On September 7, Raziel Tabib presented “New Features of HP Quality Center and Product Roadmap” in a Vivit Webcast. Raziel is a Sr. Product Manager in the HP ALM suite of products.
In this blog I review the webinar from an agile perspective. The complete Webinar along with Q&A is available as archived session for Vivit members. Note, that basic Vivit membership is free.
Raziel started the announcement with a big bang: The presentation content is no longer roadmap, but reality, “HP Quality Center 11 is available as of today”.
In this release HP sets the focus on the application lifecycle management (ALM) message. They even place an ALM product on the pricelist, “ALM 11.0”. It represents a suite of products that helps customers to manage their products along the entire lifecycle, e.g., Requirements Management, Development Management, Quality Management, Performance Management and Project Dashboard. This supports the agile perspective insofar as it provides a holistic view on all development activities.
One aspect of the holistic view is the integration into developer environments.
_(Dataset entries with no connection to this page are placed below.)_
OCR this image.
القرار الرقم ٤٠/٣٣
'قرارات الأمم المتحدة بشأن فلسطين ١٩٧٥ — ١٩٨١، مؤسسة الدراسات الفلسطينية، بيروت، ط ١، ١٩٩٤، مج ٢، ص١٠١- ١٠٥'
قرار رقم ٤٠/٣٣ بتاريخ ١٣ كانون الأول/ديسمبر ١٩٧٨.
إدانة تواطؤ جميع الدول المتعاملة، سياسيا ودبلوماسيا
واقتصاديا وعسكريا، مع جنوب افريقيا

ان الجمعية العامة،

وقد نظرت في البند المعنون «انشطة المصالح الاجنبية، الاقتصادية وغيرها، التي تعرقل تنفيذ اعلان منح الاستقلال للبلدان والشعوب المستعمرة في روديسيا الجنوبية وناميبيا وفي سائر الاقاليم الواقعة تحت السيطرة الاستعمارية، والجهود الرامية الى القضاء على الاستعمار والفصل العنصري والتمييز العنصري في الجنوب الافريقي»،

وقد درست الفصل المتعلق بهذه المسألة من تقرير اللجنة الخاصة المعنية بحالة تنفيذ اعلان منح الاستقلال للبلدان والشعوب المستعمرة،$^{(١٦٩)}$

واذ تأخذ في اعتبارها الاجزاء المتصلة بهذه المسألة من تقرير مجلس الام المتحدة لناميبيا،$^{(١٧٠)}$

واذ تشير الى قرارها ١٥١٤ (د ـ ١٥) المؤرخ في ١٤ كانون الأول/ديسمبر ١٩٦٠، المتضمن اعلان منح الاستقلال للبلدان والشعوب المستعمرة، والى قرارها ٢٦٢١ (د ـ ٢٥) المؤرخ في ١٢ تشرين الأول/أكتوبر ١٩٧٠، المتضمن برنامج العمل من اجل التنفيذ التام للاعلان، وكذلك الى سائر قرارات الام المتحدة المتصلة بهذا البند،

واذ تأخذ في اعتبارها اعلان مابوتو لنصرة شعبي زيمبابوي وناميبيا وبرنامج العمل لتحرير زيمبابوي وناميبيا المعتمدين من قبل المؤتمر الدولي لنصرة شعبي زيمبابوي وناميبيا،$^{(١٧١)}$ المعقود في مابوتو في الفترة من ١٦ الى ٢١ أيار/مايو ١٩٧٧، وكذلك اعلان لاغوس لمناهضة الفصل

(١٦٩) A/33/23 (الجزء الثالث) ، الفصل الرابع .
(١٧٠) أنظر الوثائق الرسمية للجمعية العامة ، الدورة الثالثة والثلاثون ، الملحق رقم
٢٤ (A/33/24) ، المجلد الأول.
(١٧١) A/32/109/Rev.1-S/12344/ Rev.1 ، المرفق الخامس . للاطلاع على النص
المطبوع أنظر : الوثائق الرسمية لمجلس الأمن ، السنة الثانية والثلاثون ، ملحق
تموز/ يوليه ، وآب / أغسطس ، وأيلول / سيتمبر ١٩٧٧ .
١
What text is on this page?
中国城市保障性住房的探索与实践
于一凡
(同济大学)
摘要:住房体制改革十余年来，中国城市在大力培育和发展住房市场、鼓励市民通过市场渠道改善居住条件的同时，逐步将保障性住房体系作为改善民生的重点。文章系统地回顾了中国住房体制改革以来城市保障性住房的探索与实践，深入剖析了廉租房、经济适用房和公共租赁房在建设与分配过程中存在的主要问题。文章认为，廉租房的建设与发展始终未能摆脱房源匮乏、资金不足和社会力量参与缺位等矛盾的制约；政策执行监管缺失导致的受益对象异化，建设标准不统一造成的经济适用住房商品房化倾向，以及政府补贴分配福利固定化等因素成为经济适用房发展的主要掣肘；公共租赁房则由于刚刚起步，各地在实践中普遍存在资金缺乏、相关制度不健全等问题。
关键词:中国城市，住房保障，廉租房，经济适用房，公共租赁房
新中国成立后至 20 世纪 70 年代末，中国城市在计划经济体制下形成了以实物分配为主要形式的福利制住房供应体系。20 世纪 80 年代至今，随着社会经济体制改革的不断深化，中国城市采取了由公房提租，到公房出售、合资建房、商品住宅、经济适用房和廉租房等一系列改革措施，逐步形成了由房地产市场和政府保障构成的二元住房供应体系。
QC 11 comes with an out-of-the-box integration into the eclipse IDE. Once a Sprint has started the developer can stay in his working environment – e.g. Eclipse IDE – and update user stories, tasks and defects. All changes will be reflected in HP QC. This integration provides a large potential to accept QC as an agile repository for the project. Overhead is minimized; no switching of tools (from developer perspective) once a Sprint has started.
Backlog management with QC 11 will be much more intuitive than before. The key to usability is a new feature named “custom ordering” in the requirements management module. With this long-awaited functionality it is now possible to drag a user story exactly to the position which represents its priority in the backlog. Prior versions of QC needed to use custom attributes and workflow programming in order to achieve that functionality.
A whole new set on reporting is available in Quality Center. From an agile perspective the possibility to integrate those reports into external web pages, like wiki-pages is the most interesting one. Now, teams can use their agile reporting environment of choice. QA managers can check-out their dashboards without the need to log into QC.
Manual testing is greatly enhanced by a new tool called “Sprinter” (any Scrum affiliation is purely coincidence J). Better screen usage, annotation possibilities, recording of test actions and parallel testing of multiple target systems summarize the new functionalities. Agile teams practicing “exploratory testing” will love that tool.
Side by side clients
Starting with HP QC 11 it is possible to have several client versions of QC on a single machine. While this isn’t an intrinsic agile feature it will contribute to a successful transition to agile development.
Agile teams can explore the newest HP QC 11 version with all of its features for agile teams. Still they can work with a different HP QC version in operation.
HP is taking the agile movement serious. Release after release they have added functionality to make life easier for agile teams. The only challenge for customers is that it is not that easy to see. Most of the features are just built-in enablers. With the exception of the agile accelerator experienced users are needed to turn these features into great agile solutions.